Aggressive driving is at an all-time high in Ontario and local road safety advocates say it’s time for policymakers and city planners to focus more on law enforcement and infrastructure improvement.

The Ontario Provincial Police’s latest report on road safety indicates an 80 per cent spike in fatalities caused by dangerous driving in 2017. Twenty-seven people have been killed in road crashes so far this year, compared to 15 at the same time last year.

“It’s really frustrating for us,” said OPP Sgt. Kerry Schmidt. “We see people in a hurry, in a rush, every single day, trying to make up for lost time and in doing so they’re putting themselves and everyone in their vicinity in danger.”

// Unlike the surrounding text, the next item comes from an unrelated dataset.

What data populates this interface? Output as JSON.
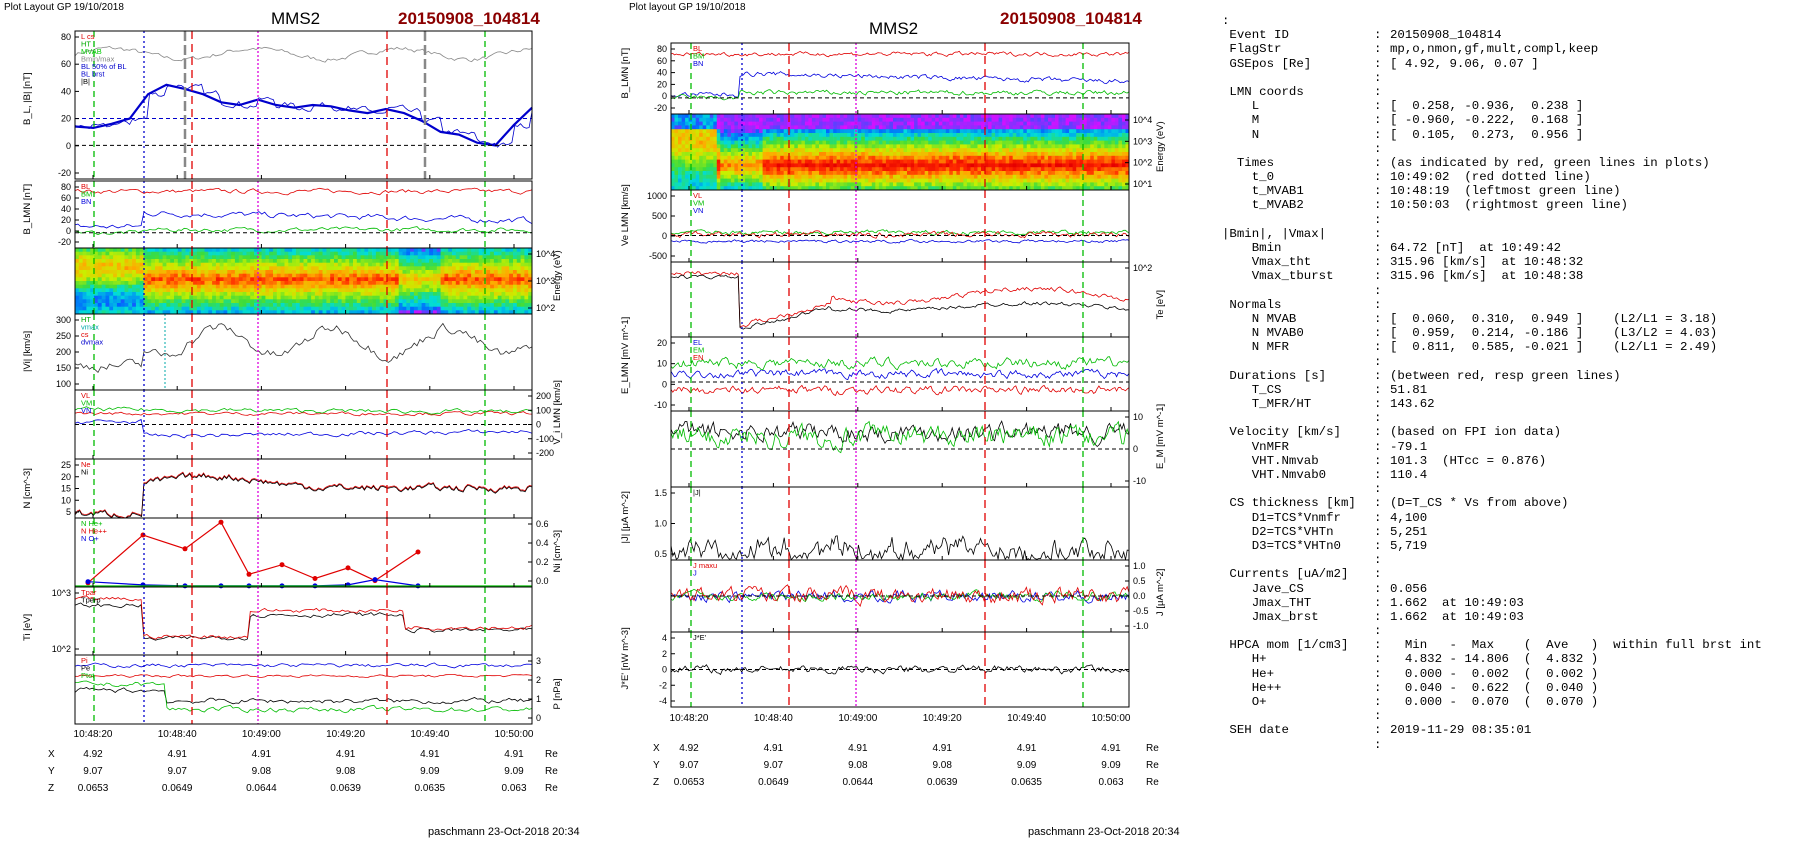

Incidents of speeding, tailgating, running through red lights and driving over the shoulder on highways are all examples of drivers not paying attention to the world around them, said Schmidt. At least half of the people killed in car crashes this year were driving properly, but were involved in collisions with people who weren’t, he added.

Schmidt did not have a breakdown of the stats for Toronto or the GTA but warned as summer approaches and even more people prepare for road trips and “cruising,” it’s important for drivers to change their mindset.

“I just wish people could learn from other people’s mistakes. All we need is a cooperative spirit on the road,” he said.

Maureen Coyle of pedestrian advocacy group Walk Toronto said the high jump shows the city and the province are still far away from realizing the Vision Zero target.

The city announced an ambitious Vision Zero plan last summer to reduce road deaths within Toronto, but as the OPP stats show, dangerous driving is still an issue throughout the province, she added.

“Our road safety plans are not extensive, and we don’t have the infrastructure needed,” she said, decrying “victim blaming” rhetoric that encourages pedestrians and cyclists to be more vigilant.